In addition, it created an industry for the devices we now call tablets. That’s a lot for any company but now Apple Inc. is set to completely overhauling the textbook industry, as well.
With iBooks 2.0 and iBooks Author, college students can kiss heavy backpacks goodbye, and put super-high textbook bills behind them. In Apple’s educational ecosystem, textbooks will cost $15 and the student will keep the book, once purchased. And since you can decide what books go on your iPad, there is virtually limitless space, and you won’t have to carry around anything else than your iPad.
To me, it sounds like a dream come true. If I was at school and I had an iPad, I could keep all my books on my iPad, read them, make notes, highlight passages, and do almost everything I could do with real books. Sure, I think there’s a certain charm to a real book, but the benefits offered by the digital alternative far outweigh any shortcomings.

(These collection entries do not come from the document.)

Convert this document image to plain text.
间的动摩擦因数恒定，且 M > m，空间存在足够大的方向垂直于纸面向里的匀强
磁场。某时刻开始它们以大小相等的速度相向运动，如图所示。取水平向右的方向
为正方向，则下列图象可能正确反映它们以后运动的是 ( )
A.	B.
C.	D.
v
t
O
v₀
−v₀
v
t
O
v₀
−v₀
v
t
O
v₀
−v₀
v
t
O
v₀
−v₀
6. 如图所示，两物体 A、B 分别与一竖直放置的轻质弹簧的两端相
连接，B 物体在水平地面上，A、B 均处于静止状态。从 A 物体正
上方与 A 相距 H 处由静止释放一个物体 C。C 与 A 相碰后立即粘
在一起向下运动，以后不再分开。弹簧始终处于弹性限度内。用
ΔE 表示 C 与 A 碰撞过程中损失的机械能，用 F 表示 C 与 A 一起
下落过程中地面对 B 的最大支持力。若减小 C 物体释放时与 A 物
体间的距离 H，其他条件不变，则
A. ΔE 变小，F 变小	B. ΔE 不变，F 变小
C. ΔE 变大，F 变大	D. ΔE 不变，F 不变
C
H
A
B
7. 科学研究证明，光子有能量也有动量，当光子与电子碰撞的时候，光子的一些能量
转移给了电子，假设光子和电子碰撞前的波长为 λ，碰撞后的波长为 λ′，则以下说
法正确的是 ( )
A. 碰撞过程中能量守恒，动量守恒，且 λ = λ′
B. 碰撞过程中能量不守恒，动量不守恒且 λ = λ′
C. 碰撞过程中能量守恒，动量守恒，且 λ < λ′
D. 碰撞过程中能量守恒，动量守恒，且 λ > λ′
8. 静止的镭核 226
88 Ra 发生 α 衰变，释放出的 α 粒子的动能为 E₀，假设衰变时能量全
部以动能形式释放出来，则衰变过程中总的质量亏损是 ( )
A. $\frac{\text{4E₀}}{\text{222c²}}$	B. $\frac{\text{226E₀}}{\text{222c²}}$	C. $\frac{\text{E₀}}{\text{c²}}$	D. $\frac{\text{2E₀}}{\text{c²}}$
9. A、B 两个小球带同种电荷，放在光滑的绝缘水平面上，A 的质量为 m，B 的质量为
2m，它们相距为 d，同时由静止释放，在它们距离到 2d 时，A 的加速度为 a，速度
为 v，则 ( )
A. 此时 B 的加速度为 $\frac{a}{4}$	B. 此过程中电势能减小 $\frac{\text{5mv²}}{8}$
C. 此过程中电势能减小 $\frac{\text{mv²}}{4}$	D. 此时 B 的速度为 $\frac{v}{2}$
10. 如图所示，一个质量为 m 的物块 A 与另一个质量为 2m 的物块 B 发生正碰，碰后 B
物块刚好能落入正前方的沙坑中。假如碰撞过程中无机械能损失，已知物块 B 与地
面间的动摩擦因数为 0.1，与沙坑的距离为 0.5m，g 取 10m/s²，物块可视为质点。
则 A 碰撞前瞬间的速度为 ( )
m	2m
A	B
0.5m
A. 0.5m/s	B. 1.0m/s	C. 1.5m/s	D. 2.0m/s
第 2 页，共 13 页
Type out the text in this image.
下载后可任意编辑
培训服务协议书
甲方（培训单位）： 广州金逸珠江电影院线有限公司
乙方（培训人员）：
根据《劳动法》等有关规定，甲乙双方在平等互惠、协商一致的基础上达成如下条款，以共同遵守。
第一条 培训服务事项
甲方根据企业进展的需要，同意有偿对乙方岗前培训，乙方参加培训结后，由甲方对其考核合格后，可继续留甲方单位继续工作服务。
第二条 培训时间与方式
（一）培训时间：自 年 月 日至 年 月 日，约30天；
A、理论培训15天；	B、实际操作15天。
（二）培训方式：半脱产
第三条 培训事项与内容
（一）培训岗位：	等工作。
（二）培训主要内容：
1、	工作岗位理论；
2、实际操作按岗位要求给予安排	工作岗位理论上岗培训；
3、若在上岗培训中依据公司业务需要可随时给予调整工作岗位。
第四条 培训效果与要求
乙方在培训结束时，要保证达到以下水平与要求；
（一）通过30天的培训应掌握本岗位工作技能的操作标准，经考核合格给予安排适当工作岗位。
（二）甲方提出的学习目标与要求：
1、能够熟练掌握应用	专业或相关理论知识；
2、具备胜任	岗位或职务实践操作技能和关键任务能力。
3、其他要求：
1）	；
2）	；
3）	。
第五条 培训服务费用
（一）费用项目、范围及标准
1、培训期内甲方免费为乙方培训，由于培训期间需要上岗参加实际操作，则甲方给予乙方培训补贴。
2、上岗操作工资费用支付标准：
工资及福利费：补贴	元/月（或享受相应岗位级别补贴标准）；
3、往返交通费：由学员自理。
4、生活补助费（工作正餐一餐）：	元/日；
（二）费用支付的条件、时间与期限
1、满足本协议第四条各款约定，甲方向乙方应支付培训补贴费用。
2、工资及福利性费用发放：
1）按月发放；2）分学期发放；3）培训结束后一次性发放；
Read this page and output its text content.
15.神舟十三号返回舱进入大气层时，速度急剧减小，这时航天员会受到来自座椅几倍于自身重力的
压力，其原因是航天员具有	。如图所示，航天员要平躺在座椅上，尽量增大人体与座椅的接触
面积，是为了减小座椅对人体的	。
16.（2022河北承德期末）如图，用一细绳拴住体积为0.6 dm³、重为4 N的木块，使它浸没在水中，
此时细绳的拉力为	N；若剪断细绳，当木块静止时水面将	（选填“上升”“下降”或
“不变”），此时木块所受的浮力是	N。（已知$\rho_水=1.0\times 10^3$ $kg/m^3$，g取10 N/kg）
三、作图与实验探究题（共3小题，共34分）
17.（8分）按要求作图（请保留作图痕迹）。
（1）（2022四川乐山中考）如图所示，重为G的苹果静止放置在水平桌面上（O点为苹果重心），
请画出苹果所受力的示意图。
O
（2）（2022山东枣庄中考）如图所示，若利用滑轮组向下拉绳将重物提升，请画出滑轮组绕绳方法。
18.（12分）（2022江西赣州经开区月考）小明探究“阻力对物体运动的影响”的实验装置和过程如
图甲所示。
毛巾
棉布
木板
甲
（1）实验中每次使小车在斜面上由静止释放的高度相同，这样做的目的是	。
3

Apple has managed to link up with companies that represent around 90% of the U.S. educational textbook market, including Houghton Mifflin Harcourt, Pearson, and McGraw Hill. When Apple will be offering this in the Middle East, we don’t know yet. Let’s just hope it all works out faster than what it has for iTunes. After all these years we still can’t access movies, music, and TV content in the region.
Personally I think the real genius in all of this is iBooks Author. That’s the free program for Mac OS X with which you create books for iBooks. It looks, feels and works very much like Keynote and Pages, two other Apple programs. That means it’s easy to use and it makes the result look amazing. Compare a presentation created with Keynote with one created with PowerPoint and you know what I mean. I’ve played around with iBooks Author for a bit, and I can see teachers as well as students creating lots of exciting content with this tool.
The announcements made by Apple last week were not as headline grabbing as a new iPhone or iPad would have been. But I suspect that the long-term effects of it are just as profound. There’s also a lot more in Apple’s pipeline, which is something to remember when you read what pundits have to say about the problems and limitations in the first version of this system. Remember how many complaints that were raised about the first iPhone in 2007? Like, no copy and paste, no 3G, etc. Well, look at the recording-breaking sales numbers for iPhone now.
I hope all schools around the UAE will look into the new iBooks and iBooks Author, as this represents one of the greatest advancements in teaching in general, and textbooks in particular, we’ve seen in many years.